Montaque Gill-Caesar makes Missouri a force to be reckoned with in the SEC
COLUMBIA, Mo. -- During the summer AAU circuit, Kim Anderson sat and watched the player who would become the biggest catch of his first recruiting class. One thought rattled through the mind of Missouri's first-year basketball coach as he scouted Montaque Gill-Caesar.
"Do more. Do more. Do more," Anderson later recalled.
Skip ahead a few months and Gill-Caesar is trying to fulfill those wishes on Anderson's watch. Gill-Caesar, a chiseled 6-foot-6 wing player from Vaughan, Ontario, Canada, had been on Mizzou's recruiting radar long before Anderson took over his alma mater's program in April.
A prized 2015 recruit from Huntington Prep in West Virginia, Gill-Caesar became a priority target once Anderson added Rob Fulford to his coaching staff in June. Fulford was the head coach at Huntington Prep, a basketball program he launched five years earlier that's produced several Division I prospects, including former Kansas star Andrew Wiggins.
On Aug. 2, Gill-Caesar punctuated an already promising Mizzou freshman class when he followed his prep school coach and committed to the Tigers. Even better for Missouri, Gill-Caesar was eligible to finish high school a year early -- Huntington Prep players attend St. Joseph Central Catholic High School in Huntington -- and reclassify for the 2014 class.
Gill-Caesar, who goes by Teki, a nickname a family member gave him so long ago he's forgotten its origin, quickly enrolled at Mizzou and figures to be an important part of Anderson's rebuilt roster this season.
It was just the kind of national recruiting coup some Missouri fans feared was beyond Anderson's reach.
"He's a great team player," Anderson said. "He shoots the ball well. He's a good defender. Teki's a good basketball player. He doesn't have experience ... He can go up and dunk with the best, but he's pretty smooth about his game. I think everybody will like him."
If Tuesday's Black and Gold scrimmage is an indication, it won't take Gill-Caesar long to become a fan favorite. He teamed with MU women's player Morgan Stock to win the 3-point contest then scored seven points and pulled down four rebounds in 17 minutes of the 20-minute scrimmage.
The Mizzou coach who knows Gill-Caesar best expects the freshman to make an immediate impact on defense.
"Physically he can overpower wings," Fulford said. "One of the things we'd like to see him do more is be more assertive in overpowering people. He likes to challenge finesse guys, and if you look at him, he can be that finesse guy. But he's much more of a power guard who needs to play that way."

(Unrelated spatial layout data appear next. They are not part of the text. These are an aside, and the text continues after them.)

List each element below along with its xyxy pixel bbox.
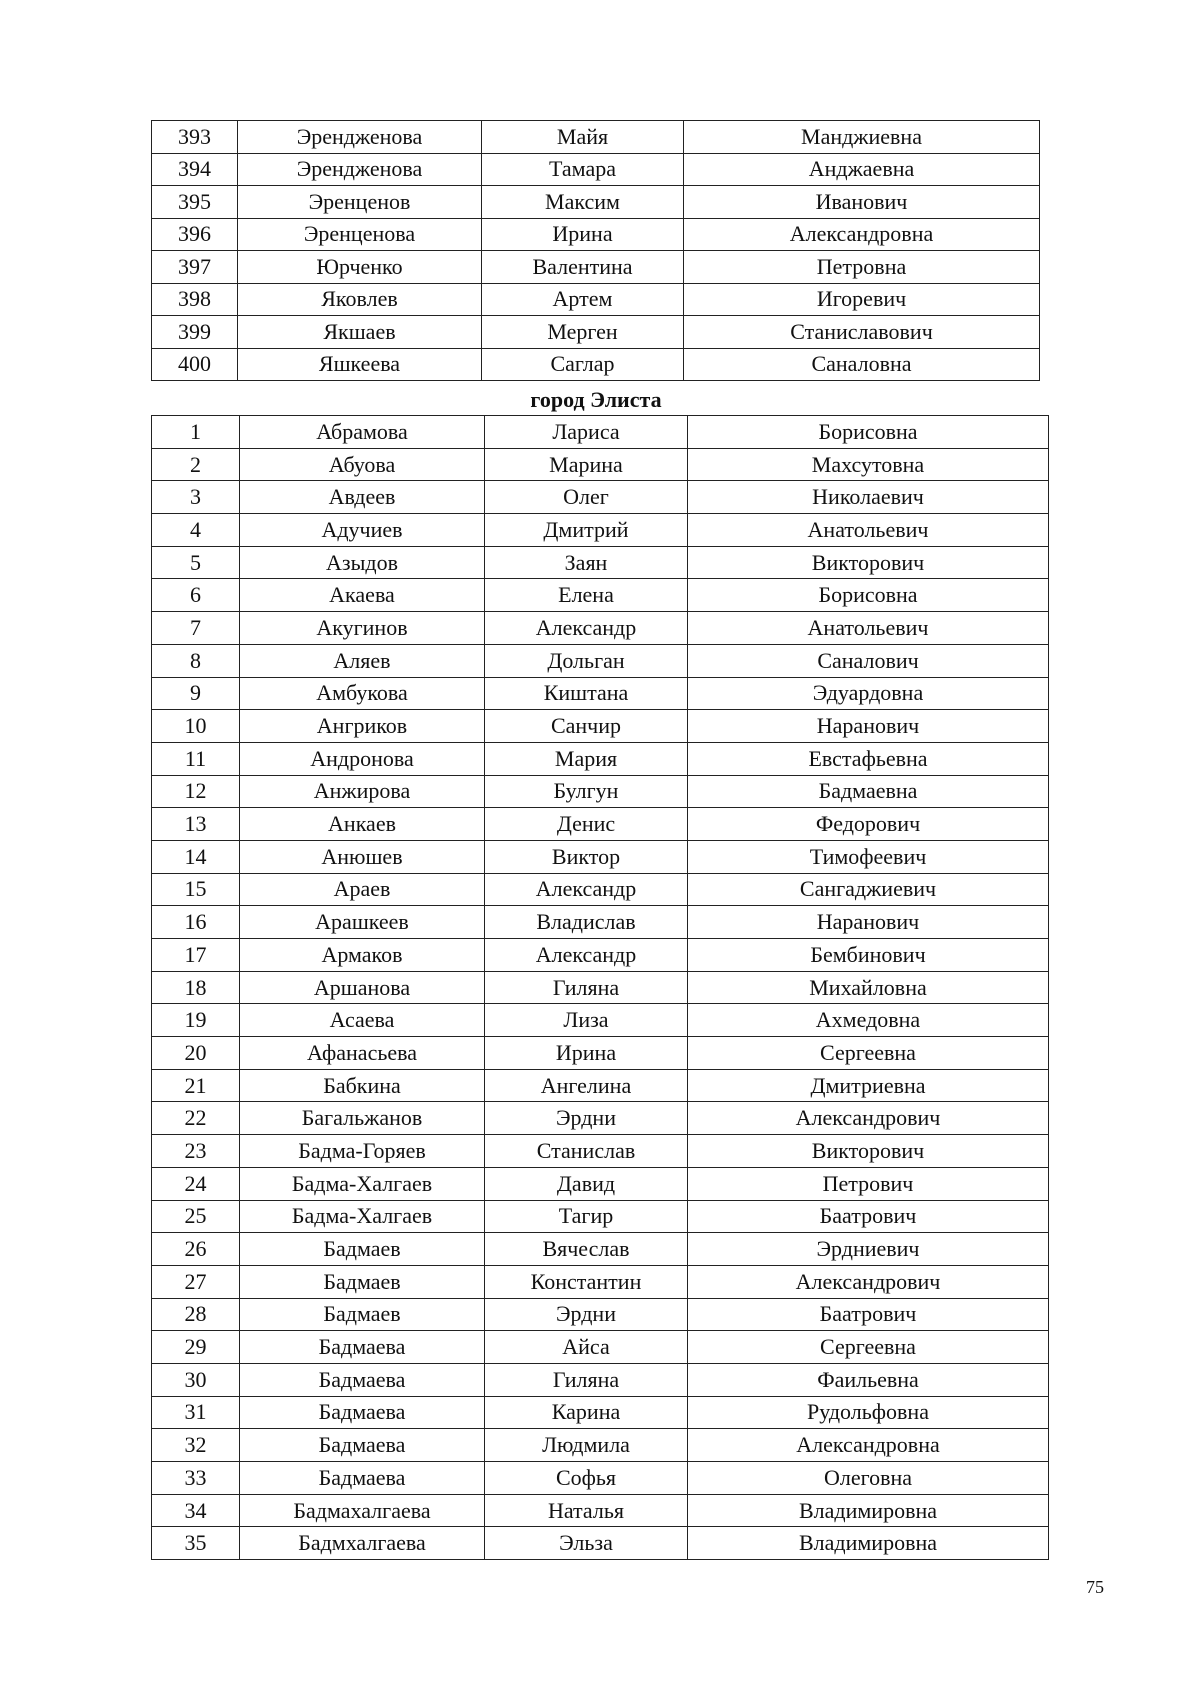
row-number-cell: 7 (152, 612, 240, 645)
top-table (151, 120, 1040, 381)
surname-cell: Бадмахалгаева (240, 1494, 485, 1527)
patronymic-cell: Анатольевич (688, 514, 1049, 547)
patronymic-cell: Тимофеевич (688, 840, 1049, 873)
patronymic-cell: Евстафьевна (688, 742, 1049, 775)
row-number-cell: 395 (152, 186, 238, 219)
first-name-cell: Давид (485, 1167, 688, 1200)
surname-cell: Акугинов (240, 612, 485, 645)
surname-cell: Эренценов (238, 186, 482, 219)
first-name-cell: Валентина (482, 251, 684, 284)
patronymic-cell: Николаевич (688, 481, 1049, 514)
row-number-cell: 14 (152, 840, 240, 873)
patronymic-cell: Баатрович (688, 1298, 1049, 1331)
section-heading: город Элиста (530, 387, 662, 412)
patronymic-cell: Петрович (688, 1167, 1049, 1200)
first-name-cell: Дмитрий (485, 514, 688, 547)
surname-cell: Асаева (240, 1004, 485, 1037)
surname-cell: Бадма-Халгаев (240, 1200, 485, 1233)
row-number-cell: 23 (152, 1135, 240, 1168)
row-number-cell: 1 (152, 416, 240, 449)
row-number-cell: 400 (152, 348, 238, 381)
surname-cell: Бадмаева (240, 1363, 485, 1396)
table-row (152, 612, 1049, 645)
patronymic-cell: Станиславович (684, 316, 1040, 349)
table-row (152, 1004, 1049, 1037)
table-row (152, 775, 1049, 808)
patronymic-cell: Викторович (688, 1135, 1049, 1168)
patronymic-cell: Александровна (688, 1429, 1049, 1462)
top-table-body (152, 121, 1040, 381)
surname-cell: Багальжанов (240, 1102, 485, 1135)
patronymic-cell: Ахмедовна (688, 1004, 1049, 1037)
first-name-cell: Елена (485, 579, 688, 612)
table-row (152, 1233, 1049, 1266)
first-name-cell: Александр (485, 873, 688, 906)
table-row (152, 1462, 1049, 1495)
first-name-cell: Денис (485, 808, 688, 841)
row-number-cell: 3 (152, 481, 240, 514)
table-row (152, 546, 1049, 579)
first-name-cell: Айса (485, 1331, 688, 1364)
surname-cell: Ангриков (240, 710, 485, 743)
row-number-cell: 399 (152, 316, 238, 349)
first-name-cell: Ирина (482, 218, 684, 251)
first-name-cell: Константин (485, 1265, 688, 1298)
row-number-cell: 13 (152, 808, 240, 841)
row-number-cell: 8 (152, 644, 240, 677)
surname-cell: Бадмаева (240, 1462, 485, 1495)
first-name-cell: Софья (485, 1462, 688, 1495)
row-number-cell: 15 (152, 873, 240, 906)
first-name-cell: Марина (485, 448, 688, 481)
row-number-cell: 12 (152, 775, 240, 808)
row-number-cell: 19 (152, 1004, 240, 1037)
first-name-cell: Киштана (485, 677, 688, 710)
row-number-cell: 9 (152, 677, 240, 710)
surname-cell: Яковлев (238, 283, 482, 316)
table-row (152, 906, 1049, 939)
table-row (152, 939, 1049, 972)
surname-cell: Авдеев (240, 481, 485, 514)
first-name-cell: Максим (482, 186, 684, 219)
row-number-cell: 21 (152, 1069, 240, 1102)
patronymic-cell: Борисовна (688, 579, 1049, 612)
first-name-cell: Саглар (482, 348, 684, 381)
table-row (152, 710, 1049, 743)
patronymic-cell: Борисовна (688, 416, 1049, 449)
patronymic-cell: Анатольевич (688, 612, 1049, 645)
table-row (152, 416, 1049, 449)
patronymic-cell: Махсутовна (688, 448, 1049, 481)
patronymic-cell: Михайловна (688, 971, 1049, 1004)
surname-cell: Анжирова (240, 775, 485, 808)
surname-cell: Азыдов (240, 546, 485, 579)
table-row (152, 186, 1040, 219)
row-number-cell: 4 (152, 514, 240, 547)
page-number: 75 (1086, 1577, 1104, 1597)
row-number-cell: 33 (152, 1462, 240, 1495)
table-row (152, 514, 1049, 547)
first-name-cell: Станислав (485, 1135, 688, 1168)
table-row (152, 579, 1049, 612)
patronymic-cell: Наранович (688, 710, 1049, 743)
surname-cell: Бадмаева (240, 1331, 485, 1364)
row-number-cell: 20 (152, 1037, 240, 1070)
first-name-cell: Александр (485, 939, 688, 972)
surname-cell: Эренценова (238, 218, 482, 251)
patronymic-cell: Эдуардовна (688, 677, 1049, 710)
surname-cell: Арашкеев (240, 906, 485, 939)
table-row (152, 218, 1040, 251)
row-number-cell: 25 (152, 1200, 240, 1233)
surname-cell: Абуова (240, 448, 485, 481)
table-row (152, 121, 1040, 154)
first-name-cell: Людмила (485, 1429, 688, 1462)
row-number-cell: 34 (152, 1494, 240, 1527)
table-row (152, 316, 1040, 349)
patronymic-cell: Дмитриевна (688, 1069, 1049, 1102)
table-row (152, 1167, 1049, 1200)
surname-cell: Адучиев (240, 514, 485, 547)
patronymic-cell: Иванович (684, 186, 1040, 219)
first-name-cell: Заян (485, 546, 688, 579)
surname-cell: Афанасьева (240, 1037, 485, 1070)
first-name-cell: Ангелина (485, 1069, 688, 1102)
table-row (152, 742, 1049, 775)
table-row (152, 1331, 1049, 1364)
patronymic-cell: Фаильевна (688, 1363, 1049, 1396)
first-name-cell: Майя (482, 121, 684, 154)
patronymic-cell: Олеговна (688, 1462, 1049, 1495)
first-name-cell: Лариса (485, 416, 688, 449)
table-row (152, 153, 1040, 186)
first-name-cell: Мерген (482, 316, 684, 349)
patronymic-cell: Федорович (688, 808, 1049, 841)
surname-cell: Бадмаева (240, 1396, 485, 1429)
row-number-cell: 22 (152, 1102, 240, 1135)
surname-cell: Юрченко (238, 251, 482, 284)
row-number-cell: 31 (152, 1396, 240, 1429)
patronymic-cell: Наранович (688, 906, 1049, 939)
row-number-cell: 35 (152, 1527, 240, 1560)
first-name-cell: Мария (485, 742, 688, 775)
surname-cell: Анкаев (240, 808, 485, 841)
patronymic-cell: Баатрович (688, 1200, 1049, 1233)
table-row (152, 873, 1049, 906)
surname-cell: Якшаев (238, 316, 482, 349)
first-name-cell: Артем (482, 283, 684, 316)
surname-cell: Эрендженова (238, 121, 482, 154)
row-number-cell: 394 (152, 153, 238, 186)
table-row (152, 251, 1040, 284)
patronymic-cell: Саналович (688, 644, 1049, 677)
patronymic-cell: Александрович (688, 1102, 1049, 1135)
table-row (152, 1069, 1049, 1102)
first-name-cell: Олег (485, 481, 688, 514)
first-name-cell: Дольган (485, 644, 688, 677)
table-row (152, 1265, 1049, 1298)
first-name-cell: Лиза (485, 1004, 688, 1037)
row-number-cell: 396 (152, 218, 238, 251)
row-number-cell: 397 (152, 251, 238, 284)
patronymic-cell: Владимировна (688, 1494, 1049, 1527)
row-number-cell: 11 (152, 742, 240, 775)
patronymic-cell: Сергеевна (688, 1331, 1049, 1364)
row-number-cell: 16 (152, 906, 240, 939)
table-row (152, 1298, 1049, 1331)
table-row (152, 971, 1049, 1004)
surname-cell: Армаков (240, 939, 485, 972)
row-number-cell: 28 (152, 1298, 240, 1331)
surname-cell: Андронова (240, 742, 485, 775)
table-row (152, 677, 1049, 710)
first-name-cell: Вячеслав (485, 1233, 688, 1266)
patronymic-cell: Эрдниевич (688, 1233, 1049, 1266)
first-name-cell: Наталья (485, 1494, 688, 1527)
row-number-cell: 398 (152, 283, 238, 316)
patronymic-cell: Рудольфовна (688, 1396, 1049, 1429)
patronymic-cell: Игоревич (684, 283, 1040, 316)
patronymic-cell: Манджиевна (684, 121, 1040, 154)
table-row (152, 1396, 1049, 1429)
first-name-cell: Тагир (485, 1200, 688, 1233)
first-name-cell: Эльза (485, 1527, 688, 1560)
table-row (152, 283, 1040, 316)
table-row (152, 1102, 1049, 1135)
table-row (152, 1200, 1049, 1233)
row-number-cell: 10 (152, 710, 240, 743)
first-name-cell: Гиляна (485, 1363, 688, 1396)
surname-cell: Бадмхалгаева (240, 1527, 485, 1560)
surname-cell: Абрамова (240, 416, 485, 449)
surname-cell: Амбукова (240, 677, 485, 710)
first-name-cell: Гиляна (485, 971, 688, 1004)
table-row (152, 1494, 1049, 1527)
patronymic-cell: Анджаевна (684, 153, 1040, 186)
surname-cell: Бабкина (240, 1069, 485, 1102)
table-row (152, 1429, 1049, 1462)
table-row (152, 840, 1049, 873)
first-name-cell: Санчир (485, 710, 688, 743)
table-row (152, 808, 1049, 841)
row-number-cell: 17 (152, 939, 240, 972)
surname-cell: Бадма-Халгаев (240, 1167, 485, 1200)
surname-cell: Бадмаев (240, 1233, 485, 1266)
first-name-cell: Булгун (485, 775, 688, 808)
patronymic-cell: Викторович (688, 546, 1049, 579)
first-name-cell: Владислав (485, 906, 688, 939)
table-row (152, 1527, 1049, 1560)
row-number-cell: 32 (152, 1429, 240, 1462)
elista-table-body (152, 416, 1049, 1560)
first-name-cell: Эрдни (485, 1102, 688, 1135)
first-name-cell: Виктор (485, 840, 688, 873)
surname-cell: Акаева (240, 579, 485, 612)
surname-cell: Анюшев (240, 840, 485, 873)
surname-cell: Бадма-Горяев (240, 1135, 485, 1168)
table-row (152, 1135, 1049, 1168)
row-number-cell: 5 (152, 546, 240, 579)
row-number-cell: 393 (152, 121, 238, 154)
surname-cell: Аляев (240, 644, 485, 677)
surname-cell: Эрендженова (238, 153, 482, 186)
row-number-cell: 30 (152, 1363, 240, 1396)
surname-cell: Бадмаев (240, 1298, 485, 1331)
surname-cell: Аршанова (240, 971, 485, 1004)
first-name-cell: Эрдни (485, 1298, 688, 1331)
patronymic-cell: Сергеевна (688, 1037, 1049, 1070)
row-number-cell: 29 (152, 1331, 240, 1364)
table-row (152, 481, 1049, 514)
patronymic-cell: Александровна (684, 218, 1040, 251)
patronymic-cell: Саналовна (684, 348, 1040, 381)
first-name-cell: Ирина (485, 1037, 688, 1070)
surname-cell: Бадмаев (240, 1265, 485, 1298)
surname-cell: Бадмаева (240, 1429, 485, 1462)
row-number-cell: 2 (152, 448, 240, 481)
row-number-cell: 6 (152, 579, 240, 612)
elista-table (151, 415, 1049, 1560)
row-number-cell: 24 (152, 1167, 240, 1200)
patronymic-cell: Петровна (684, 251, 1040, 284)
row-number-cell: 26 (152, 1233, 240, 1266)
surname-cell: Араев (240, 873, 485, 906)
patronymic-cell: Бембинович (688, 939, 1049, 972)
first-name-cell: Александр (485, 612, 688, 645)
table-row (152, 1037, 1049, 1070)
patronymic-cell: Сангаджиевич (688, 873, 1049, 906)
table-row (152, 348, 1040, 381)
table-row (152, 644, 1049, 677)
patronymic-cell: Александрович (688, 1265, 1049, 1298)
patronymic-cell: Владимировна (688, 1527, 1049, 1560)
table-row (152, 1363, 1049, 1396)
surname-cell: Яшкеева (238, 348, 482, 381)
first-name-cell: Тамара (482, 153, 684, 186)
table-row (152, 448, 1049, 481)
patronymic-cell: Бадмаевна (688, 775, 1049, 808)
row-number-cell: 18 (152, 971, 240, 1004)
row-number-cell: 27 (152, 1265, 240, 1298)
first-name-cell: Карина (485, 1396, 688, 1429)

In Canada, Gill-Caesar was Wiggins' teammate at Vaughn Secondary School in Ontario then followed him to Huntington Prep. Both played for the Canadian-based AAU team CIA Bounce, which has also produced Division I standouts and NBA first-round picks Tristan Thompson (Texas), Anthony Bennett (UNLV) and Tyler Ennis (Syracuse), along with former Mizzou players Negus Webster-Chan and Stefan Jankovic, who both transferred to Hawaii.
Gill-Caesar expects to have an easier transition to the college game after his two-year prep school experience.
"We've been playing the best talent in the country," he said. "When you play against the best talent, you have to elevate your game."
Especially in practice.
"I can't explain how beneficial for him it was to go against Andrew every day in practice," Fulford said. "Teki would never back down from Andrew. Now, there were points in practice where Teki would get the better of Andrew until Andrew decided, 'OK, enough's enough.' It was kind of like the big brother would take over. But that experience was not only valuable for Teki, but it also helped Andrew because he couldn't coast in practice."
Once Wiggins left Huntington for Kansas -- he was a second-team All-American last season and the No. 1 overall NBA draft pick for Cleveland and later traded to Minnesota -- Gill-Caesar took over as Fulford's best player, averaging 16.1 points and 6.5 rebounds as a 55-percent shooter. In June, he thrived for Team Canada in the FIBA Americas U18 Championships as the international tournament's second-leading scorer at 19.6 points per game.
It only took a few pickup games to convince Mizzou freshman forward D'Angelo Allen that the Tigers landed an offensive force.
"He came and attacked me," Allen said. "I played a little bit of defense on him, but then he changed it up on me and made me look silly. I was like, 'Dang, I like your game and your style and your demeanor and how you carry yourself.'"
Starting with MU's first exhibition game Oct. 29 against William Jewell, Gill-Caesar should figure into the rotation heavily on the wing, along with freshman Namon Wright. The Tigers return only one guard from last year's team, Wes Clark, whose 4.1 points per game accounted for just 6.9 percent of Mizzou's perimeter scoring last season.
Anderson has repeatedly called Gill-Caesar a complete player. He just wants to see more, more, more.
"I really don't take things as pressure," Gill-Caesar said. "I take them as opportunity."